Unique insight into origin of Hofstad group
The Hofstad group is known mainly because of Mohammed B., the murderer of Theo van Gogh. PhD candidate Bart Schuurman examined this Dutch jihadist group based on interviews and confidential police files. How and why did the group come about? What drove some of the group members to commit terrorist acts? PhD defence 26 January.
The media often paints a picture of members of such groups deranged or disadvantaged people who are easy prey to extremism and are therefore willing to resort to violence. Bart Schuurman, a researcher at the Institute of Security and Global Affairs (ISGA), noticed that assumptions about the motives of the Hofstad group, a 'home-grown' European jihadism in the broadest sense, were often based on indirect sources, such as newspaper articles. He therefore decided to conduct (the first ever) research on the basis of confidential police files and interviews with members of the Hofstad group.

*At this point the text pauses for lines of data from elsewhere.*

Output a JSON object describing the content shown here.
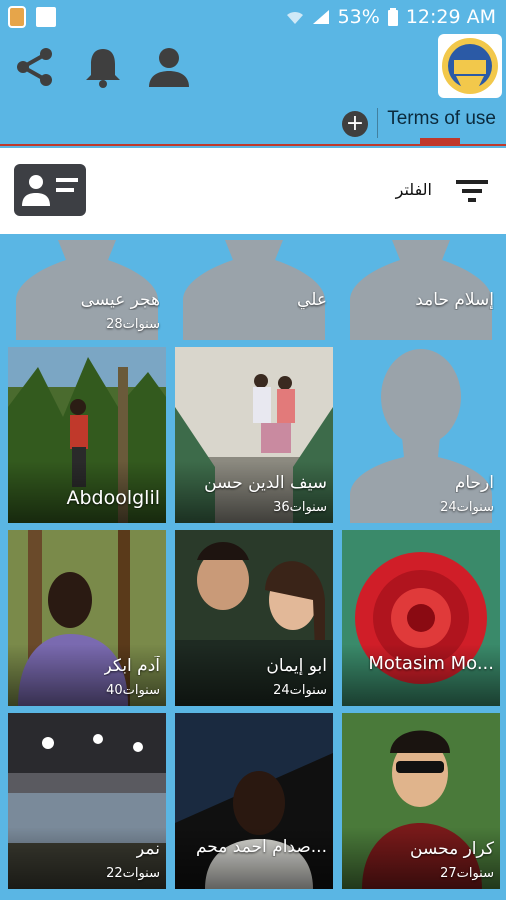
{
  "status_bar": {
    "battery_percent": "53%",
    "time": "12:29 AM"
  },
  "appbar": {
    "share_icon": "share-icon",
    "bell_icon": "bell-icon",
    "person_icon": "person-icon"
  },
  "termsbar": {
    "terms_label": "Terms of use",
    "plus_label": "+"
  },
  "filterbar": {
    "filter_label": "الفلتر"
  },
  "colors": {
    "brand_blue": "#5ab6e4",
    "accent_red": "#c0392b",
    "placeholder_gray": "#9aa3aa"
  },
  "profiles": [
    {
      "name": "هجر عيسى",
      "age": "28سنوات"
    },
    {
      "name": "علي",
      "age": ""
    },
    {
      "name": "إسلام حامد",
      "age": ""
    },
    {
      "name": "Abdoolglil",
      "age": ""
    },
    {
      "name": "سيف الدين حسن",
      "age": "36سنوات"
    },
    {
      "name": "ارحام",
      "age": "24سنوات"
    },
    {
      "name": "آدم ابكر",
      "age": "40سنوات"
    },
    {
      "name": "ابو إيمان",
      "age": "24سنوات"
    },
    {
      "name": "Motasim Mo...",
      "age": ""
    },
    {
      "name": "نمر",
      "age": "22سنوات"
    },
    {
      "name": "صدام احمد محم...",
      "age": ""
    },
    {
      "name": "كرار محسن",
      "age": "27سنوات"
    }
  ]
}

He discovered that the explanations for joining the group and the motives behind terrorist acts were sometimes very mundane.
The reasons that members joined the Hofstad group varied from friendship and religious affiliations to anger about the fate of fellow believers in conflict zones such as Afghanistan. Many participants were seeking their identity as Muslims. Schuurman discovered that it was individual members who decided to use terrorist violence. 'Committing violent terrorist acts was not the biggest motivation for all the participants,' Schuurman explained.'There were no leaders who set a clear operational or ideological line. All this is at odds with the image that the media paints of these and similar groups: they tend to over-emphasise "radicalisation" and the role of extremist ideology.'
Several people whom Schuurman spoke to came into contact with the Hofstad group by chance, either because they were at school with another member or because they grew up in the same neighbourhood as a member, who introduced them to the group. Schuurman: ‘Chance or fate are not very satisfactory explanations for why people are attracted to extremism and terrorism, but they do seem to be a crucial aspect of how and why the Hofstad group came about.'
Schuurman's approach to this research is unique. Terrorists are by no means easy to find and it can be dangerous for researchers to approach these kinds of organisations. This makes research methods such as interviews, participative observation, clinical research or questionnaires extremely difficult and sometimes ethically unjustified. Moreover, police and security service files containing relevant information are not generally accessible for outsiders. Earlier research in this field relied strongly on newspaper articles as their primary source. Schuurman went about it differently. He spoke with former members of the Hofstad group, and was given access to research files held by the Dutch police. His study focused on some forty individuals.
Using these primary sources gave Schuurman's research new insights on jihadistic terrorism in the Netherlands and adds to the academic knowledge on many similar kinds of groups that have sprung up in Europe since 2004.
Bart Schuurman's PhD defence takes place on 26 January 2017. The title of his dissertation is: ‘Becoming a European homegrown jihadist: A multilevel analysis of involvement in the Dutch Hofstadgroup, 2002-2005’. He is a researcher at the Institute of Security and Global Affairs at Leiden University in The Hague. His research has been supervised by Edwin Bakker and Quirine Eijkman.